Bir kişinin istediği kadar cumhurbaşkanı seçilmesinin mümkün olmadığını, ancak iki dönem seçilebildiğine işaret eden Erdoğan, geçmişte çok acılara sebep olan sıkıyönetim uygulamasının tamamen kaldırıldığını anlattı.
'18 YAŞA SEÇİLMEYİ NİYE VERMİYORSUN?'
Cumhurbaşkanına gerektiğinde Olağanüstü hal ilan etme yetkisinin verildiğini belirten Erdoğan, yargı konusunda da önemli hükümlerin yer aldığını kaydetti.
Cumhurbaşkanı Erdoğan, her şeyden önce 'yargının bağımsızlığı' ifadesine 'tarafsızlığı' ifadesinin ilave edildiğini anlattı.
Askeri mahkemelerin disiplin konuları haricinde kaldırıldığını ifade eden Erdoğan, böylece yargıyı da rahatsız eden çift başlı sistemden kurtulunacağını belirtti.
Erdoğan, HSYK'nın, meslek mensupları arasındaki çoğulculuğa ve geniş tabanı güçlendirecek şekilde yeniden yapılandırıldığına değindi.
Alanda kendisini dinleyenler arasındaki gençlere de seslenen Cumhurbaşkanı Erdoğan, şunları söyledi:
'Bana göre anayasa değişikliğinin en önemli maddesi 18 yaş uygulamasıdır. Tarih ayağa kalkıyor. Gencine güvenmeyen bir yapı vardı, şimdi bu yapı değişiyor. İlk müdahaleyi seçilme yaşını 30'dan 25'e indirdik. Şimdi 18'e indiriyoruz. 'Çoluk çocuğa mı bırakacağız orayı' dediler.
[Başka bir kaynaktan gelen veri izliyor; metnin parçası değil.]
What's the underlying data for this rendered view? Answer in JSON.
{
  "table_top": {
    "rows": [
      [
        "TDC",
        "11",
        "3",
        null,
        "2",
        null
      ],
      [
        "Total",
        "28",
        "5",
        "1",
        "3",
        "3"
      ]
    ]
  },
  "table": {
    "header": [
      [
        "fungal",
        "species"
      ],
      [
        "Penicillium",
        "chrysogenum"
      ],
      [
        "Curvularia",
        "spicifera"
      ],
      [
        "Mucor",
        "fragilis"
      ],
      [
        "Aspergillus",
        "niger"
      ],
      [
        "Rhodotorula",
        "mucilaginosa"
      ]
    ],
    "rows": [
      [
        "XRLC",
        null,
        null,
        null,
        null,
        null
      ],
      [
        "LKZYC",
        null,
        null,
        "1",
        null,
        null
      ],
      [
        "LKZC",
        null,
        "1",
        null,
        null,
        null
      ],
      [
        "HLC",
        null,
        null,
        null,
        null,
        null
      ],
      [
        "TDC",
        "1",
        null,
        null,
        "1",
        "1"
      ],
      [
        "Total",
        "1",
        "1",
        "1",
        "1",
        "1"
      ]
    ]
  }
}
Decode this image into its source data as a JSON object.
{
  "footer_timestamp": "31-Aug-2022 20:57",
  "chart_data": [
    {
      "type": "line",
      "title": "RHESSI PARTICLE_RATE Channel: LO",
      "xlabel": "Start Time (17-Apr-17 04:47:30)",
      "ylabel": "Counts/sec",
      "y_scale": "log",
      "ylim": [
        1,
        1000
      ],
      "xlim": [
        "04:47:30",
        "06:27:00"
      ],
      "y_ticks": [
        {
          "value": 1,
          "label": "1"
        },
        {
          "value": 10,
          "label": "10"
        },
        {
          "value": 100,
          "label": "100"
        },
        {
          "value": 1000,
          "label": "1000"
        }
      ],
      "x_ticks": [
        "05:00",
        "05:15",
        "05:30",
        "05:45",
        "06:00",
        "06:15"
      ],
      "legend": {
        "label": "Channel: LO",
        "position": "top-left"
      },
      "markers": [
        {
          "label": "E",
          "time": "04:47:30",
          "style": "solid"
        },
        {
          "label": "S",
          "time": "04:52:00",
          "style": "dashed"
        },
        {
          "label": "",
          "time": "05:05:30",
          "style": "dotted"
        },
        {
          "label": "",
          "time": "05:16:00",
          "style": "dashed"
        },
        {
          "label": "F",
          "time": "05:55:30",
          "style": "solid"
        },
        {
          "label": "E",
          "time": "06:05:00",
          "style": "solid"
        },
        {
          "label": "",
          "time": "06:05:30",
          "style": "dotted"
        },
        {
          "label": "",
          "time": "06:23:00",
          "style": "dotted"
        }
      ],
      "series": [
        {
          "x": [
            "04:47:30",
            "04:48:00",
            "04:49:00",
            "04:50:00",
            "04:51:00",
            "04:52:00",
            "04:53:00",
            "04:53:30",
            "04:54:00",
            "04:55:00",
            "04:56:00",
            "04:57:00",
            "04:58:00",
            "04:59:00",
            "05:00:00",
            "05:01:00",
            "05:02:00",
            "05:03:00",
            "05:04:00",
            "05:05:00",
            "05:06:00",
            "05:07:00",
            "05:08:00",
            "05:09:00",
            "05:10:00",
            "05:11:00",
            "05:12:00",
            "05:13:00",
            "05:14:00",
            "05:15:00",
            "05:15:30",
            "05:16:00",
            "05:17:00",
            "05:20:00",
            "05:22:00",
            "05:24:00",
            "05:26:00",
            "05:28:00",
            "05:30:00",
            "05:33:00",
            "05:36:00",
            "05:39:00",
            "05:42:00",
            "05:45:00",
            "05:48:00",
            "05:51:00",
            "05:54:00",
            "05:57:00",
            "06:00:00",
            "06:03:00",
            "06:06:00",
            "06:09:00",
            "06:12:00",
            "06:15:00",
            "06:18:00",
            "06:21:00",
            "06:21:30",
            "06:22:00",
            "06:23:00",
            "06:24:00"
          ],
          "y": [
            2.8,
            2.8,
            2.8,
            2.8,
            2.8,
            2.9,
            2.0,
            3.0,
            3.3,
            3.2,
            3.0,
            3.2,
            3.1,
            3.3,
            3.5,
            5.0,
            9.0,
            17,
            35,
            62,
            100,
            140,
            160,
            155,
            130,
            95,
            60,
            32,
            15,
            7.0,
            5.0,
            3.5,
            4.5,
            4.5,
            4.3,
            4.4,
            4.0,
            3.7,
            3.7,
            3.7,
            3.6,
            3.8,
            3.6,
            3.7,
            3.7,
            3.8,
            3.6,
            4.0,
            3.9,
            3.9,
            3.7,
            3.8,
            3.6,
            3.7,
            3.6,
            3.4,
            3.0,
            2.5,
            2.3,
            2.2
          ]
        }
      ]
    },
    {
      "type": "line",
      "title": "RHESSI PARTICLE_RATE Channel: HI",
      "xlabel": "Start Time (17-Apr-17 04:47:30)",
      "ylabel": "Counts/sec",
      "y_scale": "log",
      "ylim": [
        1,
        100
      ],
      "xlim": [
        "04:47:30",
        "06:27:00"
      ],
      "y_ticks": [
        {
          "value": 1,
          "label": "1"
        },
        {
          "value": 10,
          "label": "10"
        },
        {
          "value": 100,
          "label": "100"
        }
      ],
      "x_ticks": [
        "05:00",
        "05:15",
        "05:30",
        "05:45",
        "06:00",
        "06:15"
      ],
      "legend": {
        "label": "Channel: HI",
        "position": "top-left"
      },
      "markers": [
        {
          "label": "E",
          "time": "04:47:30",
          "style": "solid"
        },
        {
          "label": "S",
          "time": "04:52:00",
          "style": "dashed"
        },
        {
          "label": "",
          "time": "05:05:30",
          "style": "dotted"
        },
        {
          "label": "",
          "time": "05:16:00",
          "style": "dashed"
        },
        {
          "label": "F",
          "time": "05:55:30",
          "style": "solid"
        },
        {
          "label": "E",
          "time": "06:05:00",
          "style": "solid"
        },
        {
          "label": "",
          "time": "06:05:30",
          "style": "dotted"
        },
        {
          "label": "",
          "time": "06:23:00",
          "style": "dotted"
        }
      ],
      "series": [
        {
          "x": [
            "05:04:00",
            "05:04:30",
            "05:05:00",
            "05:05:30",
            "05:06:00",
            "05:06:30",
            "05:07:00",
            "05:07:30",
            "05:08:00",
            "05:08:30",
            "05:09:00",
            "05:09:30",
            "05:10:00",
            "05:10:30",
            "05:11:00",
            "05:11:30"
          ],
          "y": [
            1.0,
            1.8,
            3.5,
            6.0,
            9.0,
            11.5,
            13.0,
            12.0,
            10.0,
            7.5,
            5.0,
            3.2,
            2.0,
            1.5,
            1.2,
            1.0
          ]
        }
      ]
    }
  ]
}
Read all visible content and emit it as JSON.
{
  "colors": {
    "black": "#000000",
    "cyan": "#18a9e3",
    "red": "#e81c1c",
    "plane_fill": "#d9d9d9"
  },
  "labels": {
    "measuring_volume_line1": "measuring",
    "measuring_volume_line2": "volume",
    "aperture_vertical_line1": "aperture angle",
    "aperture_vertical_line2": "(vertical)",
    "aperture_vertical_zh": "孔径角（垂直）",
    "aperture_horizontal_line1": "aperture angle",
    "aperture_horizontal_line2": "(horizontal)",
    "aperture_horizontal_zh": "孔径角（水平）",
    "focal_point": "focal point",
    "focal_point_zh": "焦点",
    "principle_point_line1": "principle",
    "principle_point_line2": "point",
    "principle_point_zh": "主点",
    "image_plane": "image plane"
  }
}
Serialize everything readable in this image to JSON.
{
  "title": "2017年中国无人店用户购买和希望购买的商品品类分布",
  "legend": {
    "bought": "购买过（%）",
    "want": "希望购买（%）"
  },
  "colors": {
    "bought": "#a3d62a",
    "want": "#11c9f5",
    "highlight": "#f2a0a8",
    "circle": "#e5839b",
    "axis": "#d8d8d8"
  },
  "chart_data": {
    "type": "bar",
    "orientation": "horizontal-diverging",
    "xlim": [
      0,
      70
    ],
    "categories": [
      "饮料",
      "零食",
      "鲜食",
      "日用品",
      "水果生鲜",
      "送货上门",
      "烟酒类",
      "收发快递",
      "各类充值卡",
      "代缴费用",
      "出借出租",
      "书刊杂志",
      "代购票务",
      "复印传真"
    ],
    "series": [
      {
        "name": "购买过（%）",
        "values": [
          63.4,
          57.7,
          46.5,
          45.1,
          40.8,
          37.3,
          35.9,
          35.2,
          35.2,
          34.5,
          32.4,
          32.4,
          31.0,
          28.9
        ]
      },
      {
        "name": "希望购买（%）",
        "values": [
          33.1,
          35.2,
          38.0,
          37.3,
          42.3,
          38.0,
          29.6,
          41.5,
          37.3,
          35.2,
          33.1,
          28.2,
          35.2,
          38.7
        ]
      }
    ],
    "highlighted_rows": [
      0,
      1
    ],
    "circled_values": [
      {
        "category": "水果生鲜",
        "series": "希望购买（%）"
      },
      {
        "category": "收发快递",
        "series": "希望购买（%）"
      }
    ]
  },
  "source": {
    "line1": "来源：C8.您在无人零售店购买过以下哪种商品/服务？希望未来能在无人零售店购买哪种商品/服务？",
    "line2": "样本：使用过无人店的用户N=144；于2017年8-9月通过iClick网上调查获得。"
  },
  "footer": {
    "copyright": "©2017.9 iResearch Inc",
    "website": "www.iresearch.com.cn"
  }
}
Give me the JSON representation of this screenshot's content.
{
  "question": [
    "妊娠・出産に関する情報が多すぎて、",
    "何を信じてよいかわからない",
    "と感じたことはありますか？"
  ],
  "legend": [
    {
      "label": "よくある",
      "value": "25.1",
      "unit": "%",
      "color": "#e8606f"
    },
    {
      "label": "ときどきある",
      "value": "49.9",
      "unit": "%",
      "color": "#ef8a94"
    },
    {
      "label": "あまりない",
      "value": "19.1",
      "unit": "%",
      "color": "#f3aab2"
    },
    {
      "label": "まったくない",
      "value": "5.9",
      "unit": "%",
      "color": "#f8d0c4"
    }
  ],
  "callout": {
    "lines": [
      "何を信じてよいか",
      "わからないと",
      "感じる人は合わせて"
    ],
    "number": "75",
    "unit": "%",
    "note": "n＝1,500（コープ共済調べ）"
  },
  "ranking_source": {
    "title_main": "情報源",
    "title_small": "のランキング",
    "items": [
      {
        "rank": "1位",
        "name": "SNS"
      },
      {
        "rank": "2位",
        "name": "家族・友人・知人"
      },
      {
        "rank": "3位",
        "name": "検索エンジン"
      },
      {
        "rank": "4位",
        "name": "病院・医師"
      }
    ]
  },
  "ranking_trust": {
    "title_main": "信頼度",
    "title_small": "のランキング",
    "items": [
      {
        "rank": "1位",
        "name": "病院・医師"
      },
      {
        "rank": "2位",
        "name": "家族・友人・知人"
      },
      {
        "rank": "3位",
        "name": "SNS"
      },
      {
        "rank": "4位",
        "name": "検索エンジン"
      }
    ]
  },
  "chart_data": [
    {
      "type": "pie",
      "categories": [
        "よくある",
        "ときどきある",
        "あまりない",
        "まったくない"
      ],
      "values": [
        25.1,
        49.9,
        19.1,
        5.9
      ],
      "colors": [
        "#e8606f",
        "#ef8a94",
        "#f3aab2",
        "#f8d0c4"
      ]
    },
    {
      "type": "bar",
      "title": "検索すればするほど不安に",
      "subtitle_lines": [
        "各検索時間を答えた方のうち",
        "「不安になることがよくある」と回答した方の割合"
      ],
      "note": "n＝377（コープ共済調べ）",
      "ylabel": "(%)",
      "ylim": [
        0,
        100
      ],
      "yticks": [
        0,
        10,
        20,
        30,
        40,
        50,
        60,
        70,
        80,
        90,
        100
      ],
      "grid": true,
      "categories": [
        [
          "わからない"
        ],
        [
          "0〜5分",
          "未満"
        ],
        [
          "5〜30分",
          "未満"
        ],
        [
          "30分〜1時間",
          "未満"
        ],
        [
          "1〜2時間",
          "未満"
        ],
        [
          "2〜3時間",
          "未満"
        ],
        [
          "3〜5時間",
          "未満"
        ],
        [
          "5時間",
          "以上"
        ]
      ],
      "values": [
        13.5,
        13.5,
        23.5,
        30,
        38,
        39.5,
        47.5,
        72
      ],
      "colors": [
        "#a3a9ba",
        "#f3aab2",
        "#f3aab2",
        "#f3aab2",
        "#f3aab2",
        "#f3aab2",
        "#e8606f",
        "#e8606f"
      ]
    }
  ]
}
Seçme yetkisini veriyorsun da 18 yaşa, zor olan şey seçmektir, seçilmeyi niye vermiyorsun?'
Bu vatan, bayrak, ezan, özgürlük ve gelecek için gerekirse kıyamete kadar can verilmeye devam edileceğini kaydeden Cumhurbaşkanı Recep Tayyip Erdoğan, 'Rabbim birliğimizi, beraberliğimizi, dayanışmamızı daim kılsın.' diyerek konuşmasını tamamladı.